The use of nautical charts

Nautical charts were regarded as state secrets between Portugal and Spain. During the fabulous age of great discoveries, whenever captains and pilots returned from an expedition, their notes were plotted on nautical charts. The world was being drawn at breakneck speed, while Europe claimed ownership of its riches. Any trustworthy information relating to commercial routes was so guarded as a precious secret that governments kept their charts and surveys under lock and key: they were seen as crucial to national security. Several of these magnificently illustrated charts still exist today. Just like Pigafetta’s book, they will be filmed and photographed so as to continuously illustrate the story.

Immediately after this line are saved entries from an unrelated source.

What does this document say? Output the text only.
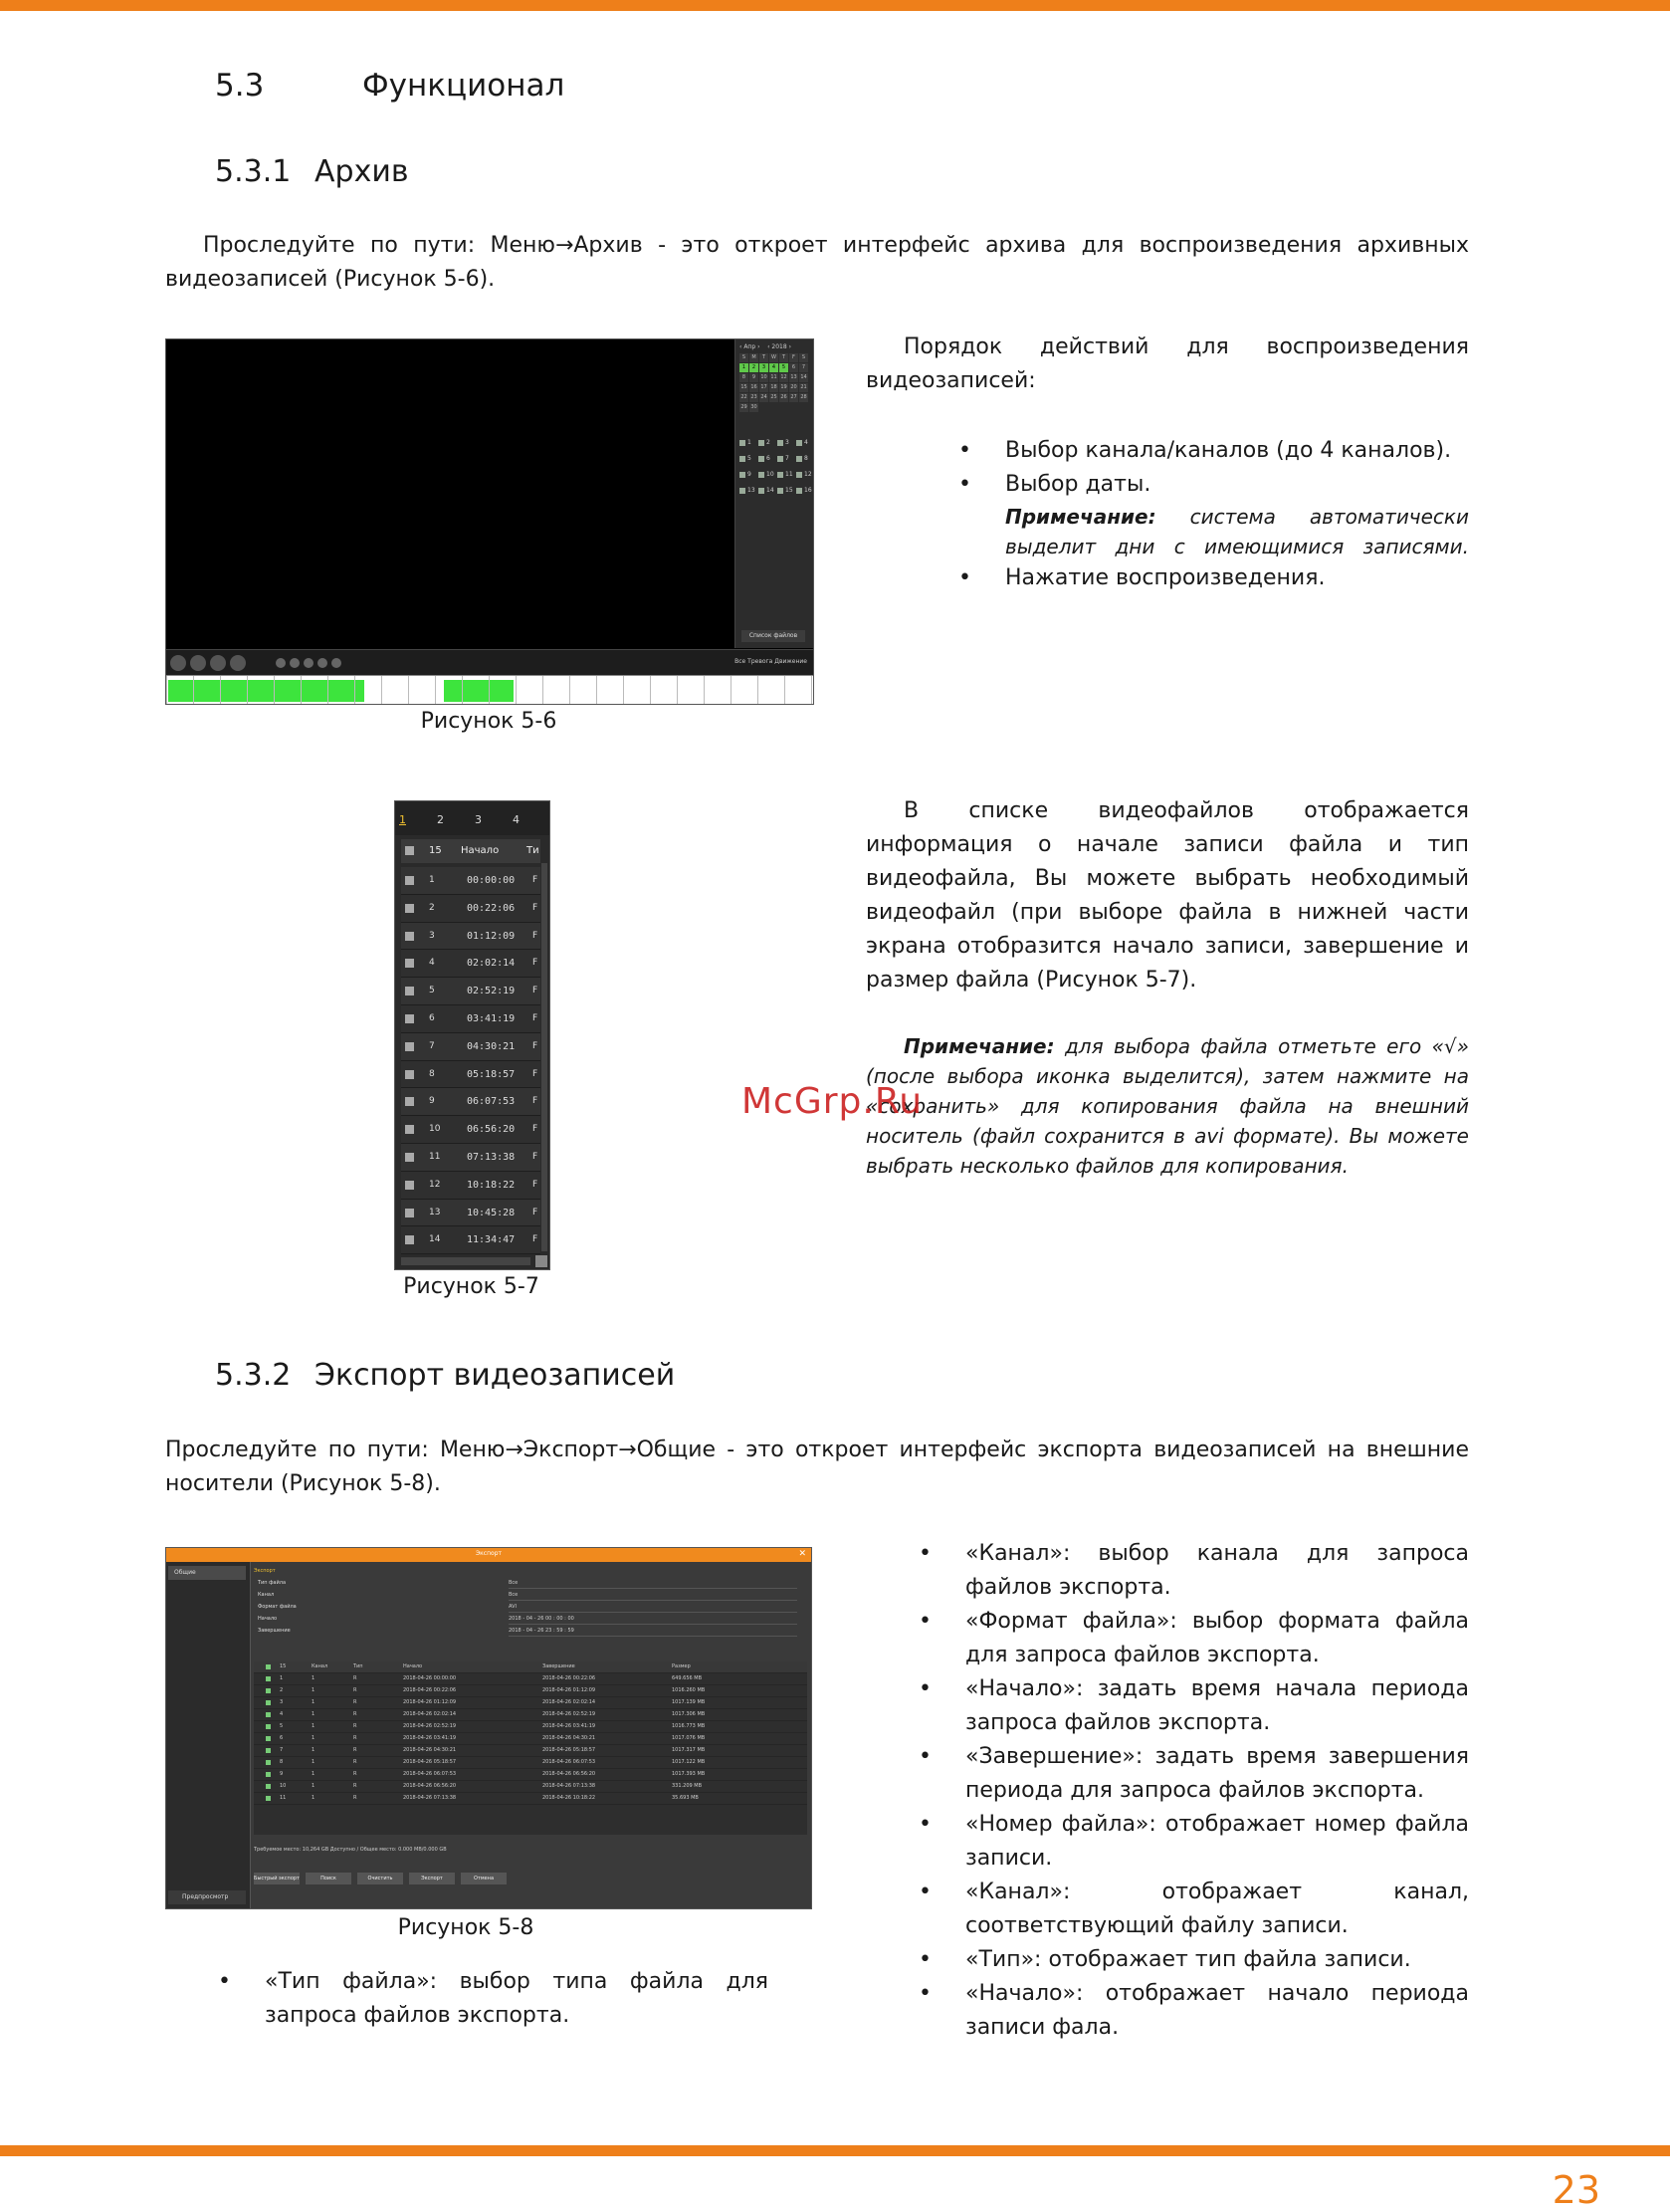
5.3	Функционал
5.3.1 Архив
Проследуйте по пути: Меню→Архив - это откроет интерфейс архива для воспроизведения архивных видеозаписей (Рисунок 5-6).
‹ Апр ›    ‹ 2018 ›
S	M	T	W	T	F	S
1	2	3	4	5	6	7
8	9	10 11 12 13 14
15 16 17 18 19 20 21
22 23 24 25 26 27 28
29 30
1	2	3	4
5	6	7	8
9	10	11	12
13	14	15	16
Список файлов
Все Тревога Движение
Рисунок 5-6
Порядок действий для воспроизведения видеозаписей:
• Выбор канала/каналов (до 4 каналов).
• Выбор даты.
Примечание: система автоматически выделит дни с имеющимися записями.
• Нажатие воспроизведения.
1	2	3	4
15 Начало	Ти
1	00:00:00 F
2	00:22:06 F
3	01:12:09 F
4	02:02:14 F
5	02:52:19 F
6	03:41:19 F
7	04:30:21 F
8	05:18:57 F
9	06:07:53 F
10	06:56:20 F
11	07:13:38 F
12	10:18:22 F
13	10:45:28 F
14	11:34:47 F
Рисунок 5-7
В списке видеофайлов отображается информация о начале записи файла и тип видеофайла, Вы можете выбрать необходимый видеофайл (при выборе файла в нижней части экрана отобразится начало записи, завершение и размер файла (Рисунок 5-7).
Примечание: для выбора файла отметьте его «√» (после выбора иконка выделится), затем нажмите на «сохранить» для копирования файла на внешний носитель (файл сохранится в avi формате). Вы можете выбрать несколько файлов для копирования.
McGrp.Ru
5.3.2 Экспорт видеозаписей
Проследуйте по пути: Меню→Экспорт→Общие - это откроет интерфейс экспорта видеозаписей на внешние носители (Рисунок 5-8).
Экспорт	✕
Общие
Предпросмотр
Экспорт
Тип файла	Все
Канал	Все
Формат файла	AVI
Начало	2018 - 04 - 26 00 : 00 : 00
Завершение	2018 - 04 - 26 23 : 59 : 59
15	Канал	Тип	Начало	Завершение	Размер
1	1	R	2018-04-26 00:00:00	2018-04-26 00:22:06	649.656 MB
2	1	R	2018-04-26 00:22:06	2018-04-26 01:12:09	1016.260 MB
3	1	R	2018-04-26 01:12:09	2018-04-26 02:02:14	1017.139 MB
4	1	R	2018-04-26 02:02:14	2018-04-26 02:52:19	1017.306 MB
5	1	R	2018-04-26 02:52:19	2018-04-26 03:41:19	1016.773 MB
6	1	R	2018-04-26 03:41:19	2018-04-26 04:30:21	1017.076 MB
7	1	R	2018-04-26 04:30:21	2018-04-26 05:18:57	1017.317 MB
8	1	R	2018-04-26 05:18:57	2018-04-26 06:07:53	1017.122 MB
9	1	R	2018-04-26 06:07:53	2018-04-26 06:56:20	1017.393 MB
10	1	R	2018-04-26 06:56:20	2018-04-26 07:13:38	331.209 MB
11	1	R	2018-04-26 07:13:38	2018-04-26 10:18:22	35.693 MB
Требуемое место: 10,264 GB Доступно / Общее место: 0.000 MB/0.000 GB
Быстрый экспорт	Поиск	Очистить	Экспорт	Отмена
Рисунок 5-8
• «Тип файла»: выбор типа файла для запроса файлов экспорта.
• «Канал»: выбор канала для запроса файлов экспорта.
• «Формат файла»: выбор формата файла для запроса файлов экспорта.
• «Начало»: задать время начала периода запроса файлов экспорта.
• «Завершение»: задать время завершения периода для запроса файлов экспорта.
• «Номер файла»: отображает номер файла записи.
• «Канал»: отображает канал, соответствующий файлу записи.
• «Тип»: отображает тип файла записи.
• «Начало»: отображает начало периода записи фала.
23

A map with more modern lines will be the common thread to follow the Armada’s navigation. It will be animated to reveal coastal layouts and visualize the position of each boat, since the adventure was played out across the globe in waters that remain unknown to this day, and the ships were separated more than once. We will see coastlines being traced as the Armada progresses. The names of capes, bays, and seas will be written as Magellan names the new lands they encounter. Latitudes will be pinpointed regularly; pilots make these daily to position a ship on the ocean, which offers no reference points. The Victoria’s log still exists today. We will be filming the original manuscript in the Seville archives to adorn our evolving map with points, capes, and plots, using the same calligraphy and words that were used exactly five hundred years ago.